4. Adam is alone and needs a woman, specifically.

It would be flippant to say, “Tiger Woods is just a jerk,” or “original sin” as the answers for the puzzle.

Often, we might phrase the answer as “contraceptive mentality”.  This gets a lot closer and more specific: adultery (particularly of a homosexual kind) was traditionally a method of birth control.  And, of course, in our modern age, adultery is “facilitated’ by birth control devices which take away some of the superficial “risks” of adultery.

However, even these “Catholic responses” just point to the real answer:
Tiger Woods, Mutt Lange, Andrew Lloyd Webber, Bill Clinton, Mark Sanford, and millions of other men and women need to learn the Theology of the Body.

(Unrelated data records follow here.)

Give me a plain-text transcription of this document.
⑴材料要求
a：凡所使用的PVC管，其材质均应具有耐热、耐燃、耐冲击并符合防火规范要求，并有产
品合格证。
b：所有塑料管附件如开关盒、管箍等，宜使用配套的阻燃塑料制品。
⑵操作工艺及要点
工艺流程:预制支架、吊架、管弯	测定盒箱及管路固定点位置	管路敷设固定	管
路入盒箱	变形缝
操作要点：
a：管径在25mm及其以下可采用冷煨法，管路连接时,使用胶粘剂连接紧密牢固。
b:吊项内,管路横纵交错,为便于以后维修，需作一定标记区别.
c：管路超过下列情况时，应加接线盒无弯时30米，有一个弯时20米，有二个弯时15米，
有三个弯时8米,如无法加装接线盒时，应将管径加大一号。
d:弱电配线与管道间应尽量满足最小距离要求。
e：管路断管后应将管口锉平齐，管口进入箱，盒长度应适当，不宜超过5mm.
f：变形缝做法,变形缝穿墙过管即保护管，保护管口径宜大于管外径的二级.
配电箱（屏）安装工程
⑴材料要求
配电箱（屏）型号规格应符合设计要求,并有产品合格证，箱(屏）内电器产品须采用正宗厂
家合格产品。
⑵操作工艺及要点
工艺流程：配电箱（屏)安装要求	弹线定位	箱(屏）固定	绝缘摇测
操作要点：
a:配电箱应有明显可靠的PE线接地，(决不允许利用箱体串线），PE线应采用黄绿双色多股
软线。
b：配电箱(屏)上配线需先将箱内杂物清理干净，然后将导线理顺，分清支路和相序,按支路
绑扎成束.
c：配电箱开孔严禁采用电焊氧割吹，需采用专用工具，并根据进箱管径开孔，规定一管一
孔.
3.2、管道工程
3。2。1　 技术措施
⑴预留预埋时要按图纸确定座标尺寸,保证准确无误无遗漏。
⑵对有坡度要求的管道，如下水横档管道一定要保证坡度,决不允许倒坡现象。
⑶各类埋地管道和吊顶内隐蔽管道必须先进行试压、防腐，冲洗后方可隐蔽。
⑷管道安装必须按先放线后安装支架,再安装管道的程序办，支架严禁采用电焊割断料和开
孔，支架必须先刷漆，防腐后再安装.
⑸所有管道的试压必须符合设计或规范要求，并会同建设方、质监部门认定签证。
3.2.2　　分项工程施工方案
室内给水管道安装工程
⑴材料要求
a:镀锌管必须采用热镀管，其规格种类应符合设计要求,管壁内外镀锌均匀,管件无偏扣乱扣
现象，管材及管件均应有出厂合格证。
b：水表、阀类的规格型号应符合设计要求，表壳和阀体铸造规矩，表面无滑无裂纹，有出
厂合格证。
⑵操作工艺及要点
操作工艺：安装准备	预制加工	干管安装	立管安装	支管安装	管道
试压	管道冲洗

We could phrase things in the negative, or we could come up with motives that seem like excuses, or we could point to what is missing in all these people, the appreciate of sexuality as a gift, the appreciation that that gift is mutually reflected in the unique gift of self that is this other person.

Sanctified marital love, seen sa a reflection of and participation in our relationship with God, seen as a total giving of self, is difficult to betray.

A gift is more meaningful if it is a treasure.  We don’t give $200 gifts to our coworkers and $5 gifts to our spouses and children.  The more meaningful the relationship is to us, the more value we put in the gifts we give. 

The more meaningful sommething we have is, the more we guard it.  And if we choose to surrender to someone else something we have guarded so dearly, we can show how much they, and the gift, mean to us.

One of the other things highlighted by this case is that prenuptial agreements are not set in stone.  Prenuptial agreements are one of the worst affronts to marriage in our society, since the best way to stay married for life is to presume divorce is not an option: prenups take divorce for granted.